Congrats to the team and community for the latest ArangoDB release 3.12! ArangoDB 3.12 is focused on greatly improving performance and observability both for the core database and our search offering. In this blog post, we will go through some of the most important changes to ArangoDB and give you an idea of how this can be utilized in your products.

Just in case you prefer to try ArangoDB 3.12 directly rather than just reading about it, you can either download the Community Version orEnterprise Trial, pull our docker images, or head over to our Managed Service ArangoGraphfor a free trial.

Improved memory accounting and usage 

Version 3.12 features multiple improvements to the observability of ArangoDB deployments. Memory usage is more accurately tracked and additional metrics have been added for monitoring the memory consumption.

Note that AQL queries may now report a higher memory usage and thus run into memory limits sooner.

This AQL efficiently identifies accounts involved in a suspicious chain of transactions originating from a flagged account, considering the rapidity and sequence of these transactions.

The RocksDB block cache metric rocksdb_block_cache_usage now also includes the memory used for table building, table reading, file metadata, flushing and compactions by default.

Furthermore, the memory usage of some subsystems has been optimized. When dropping a database, all contained collections are now marked as dropped immediately. Ongoing operations on these collections can be stopped earlier, and memory for the underlying collections and indexes can be reclaimed sooner. Memory used for index selective estimates is now also released early. ArangoSearch has a smaller memory footprint for removal operations now.

All these changes together will make 3.12 much more stable and resilient against out-of-memory situations, in particular in resource constraint situations like containerized deployment, since memory scarcity is detected earlier and handled more gracefully.

Parallel execution within an AQL query 

The new async-prefetch optimizer rule allows certain operations of a query to asynchronously prefetch the next batch of data while processing the current batch, allowing parts of the query to run in parallel. This will lead to performance improvements if there is still reserve (scheduler) capacity.

The new Par column in a query explain output shows which nodes of a query are eligible for asynchronous prefetching. Write queries, graph execution nodes, nodes inside subqueries, LIMIT nodes and their dependencies above, as well as all query parts that include a RemoteNode are not eligible.

The profiling output for queries includes a new Par column as well, but it shows the number of successful parallel asynchronous prefetch calls.

Improved joins 

The AQL optimizer now automatically recognizes opportunities for improving local joins (e.g. using smart-joins or satellite collection) using the merge join algorithm. Queries containing segments of two or more index scans local to a database server can now be optimized, if the filter conditions are eligible.

Multi-dimensional indexes 

The previously experimental ZKD index type is now stable and has been renamed to MDI. Existing indexes keep the ZKD type.

Multi-dimensional indexes can now be declared as sparse to exclude documents from the index that do not have the defined attributes or if they are explicitly set to null values. If a value other than null is set, it still needs to be numeric.

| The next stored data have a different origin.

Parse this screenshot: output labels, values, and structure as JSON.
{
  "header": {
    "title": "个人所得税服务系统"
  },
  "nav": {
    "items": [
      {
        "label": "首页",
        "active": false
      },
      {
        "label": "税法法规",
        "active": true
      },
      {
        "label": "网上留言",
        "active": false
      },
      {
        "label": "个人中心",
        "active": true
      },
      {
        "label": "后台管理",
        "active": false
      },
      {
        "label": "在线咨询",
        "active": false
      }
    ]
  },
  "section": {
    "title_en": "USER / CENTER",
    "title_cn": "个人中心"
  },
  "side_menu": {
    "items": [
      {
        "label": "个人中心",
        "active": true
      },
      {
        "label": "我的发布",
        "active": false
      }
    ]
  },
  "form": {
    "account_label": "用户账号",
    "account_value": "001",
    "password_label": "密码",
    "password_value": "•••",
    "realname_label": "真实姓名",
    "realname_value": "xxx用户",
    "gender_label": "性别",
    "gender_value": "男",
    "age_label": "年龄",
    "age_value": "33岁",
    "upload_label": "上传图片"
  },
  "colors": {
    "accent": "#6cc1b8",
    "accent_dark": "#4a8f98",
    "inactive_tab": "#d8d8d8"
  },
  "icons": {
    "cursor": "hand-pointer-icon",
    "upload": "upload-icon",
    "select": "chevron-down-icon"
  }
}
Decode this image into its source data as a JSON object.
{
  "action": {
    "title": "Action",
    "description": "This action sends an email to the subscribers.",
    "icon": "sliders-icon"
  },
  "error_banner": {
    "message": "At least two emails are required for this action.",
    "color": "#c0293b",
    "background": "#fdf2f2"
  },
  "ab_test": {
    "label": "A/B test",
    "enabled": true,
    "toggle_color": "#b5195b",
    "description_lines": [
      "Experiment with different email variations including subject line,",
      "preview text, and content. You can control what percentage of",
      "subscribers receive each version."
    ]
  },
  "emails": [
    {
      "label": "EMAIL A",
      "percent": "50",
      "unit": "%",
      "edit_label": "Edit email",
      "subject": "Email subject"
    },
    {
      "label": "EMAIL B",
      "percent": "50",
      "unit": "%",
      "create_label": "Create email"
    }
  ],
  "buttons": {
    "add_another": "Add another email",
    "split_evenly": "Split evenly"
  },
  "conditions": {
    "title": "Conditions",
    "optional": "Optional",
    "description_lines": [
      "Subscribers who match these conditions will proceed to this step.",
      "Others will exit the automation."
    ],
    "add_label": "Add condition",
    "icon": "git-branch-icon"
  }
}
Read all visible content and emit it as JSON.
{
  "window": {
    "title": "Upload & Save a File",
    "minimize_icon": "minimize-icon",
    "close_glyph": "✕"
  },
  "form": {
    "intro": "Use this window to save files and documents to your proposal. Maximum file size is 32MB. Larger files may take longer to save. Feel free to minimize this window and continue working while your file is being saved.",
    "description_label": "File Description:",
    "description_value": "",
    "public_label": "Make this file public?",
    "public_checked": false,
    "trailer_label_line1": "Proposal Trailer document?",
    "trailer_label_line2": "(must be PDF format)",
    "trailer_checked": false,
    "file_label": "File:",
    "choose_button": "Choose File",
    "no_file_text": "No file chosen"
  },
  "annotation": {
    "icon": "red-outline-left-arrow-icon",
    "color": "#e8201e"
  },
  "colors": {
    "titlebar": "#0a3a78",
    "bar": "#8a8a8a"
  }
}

Multi-dimensional indexes now support storedValues to cover queries for better performance.

An additional MDI-prefixed index variant has been added that lets you specify additional attributes for the index to narrow down the search space using equality checks. This can, for example, be used as a vertex-centric index for graph traversals, if created on an edge collection with the first attribute in prefixFields set to _from or _to.

WAND optimization (Enterprise Edition) 

For ArangoSearch Views and inverted indexes (and by extension search-alias Views), you can define a list of sort expressions you want to optimize. This is also known as WAND optimization.

If you query a View with the SEARCH operation in combination with a SORT and LIMIT operation, search results can be retrieved faster if the SORT expression matches one of the optimized expressions.

Only sorting by highest rank is supported, that is, sorting by the result of a scoring function in descending order (DESC).

SEARCH parallelization

Search queries can now be parallelized across segments using multiple threads. This helps to speed up many queries. The effect is particularly spectacular if not all search data is cached in RAM, since then reading the data from disk or SSD is the bottleneck for the query. We have seen speedups of 16x in such situations because the parallelization helps to better use the available I/O bandwidth.

Other notable features 

  • Wildcard Analyzer 
  • multi_delimiter Analyzer
  • External versioning support
  • Filter matching syntax for UPSERT operations 
  • readOwnWrites option for UPSERT operations 
  • Added AQL functions:
    • PARSE_KEY() 
    • REPEAT()
    • TO_CHAR()
    • RANDOM()
  • Improved late document materialization 
  • Transparent compression of requests and responses between ArangoDB servers and client tools (to save network bandwidth between availability zones)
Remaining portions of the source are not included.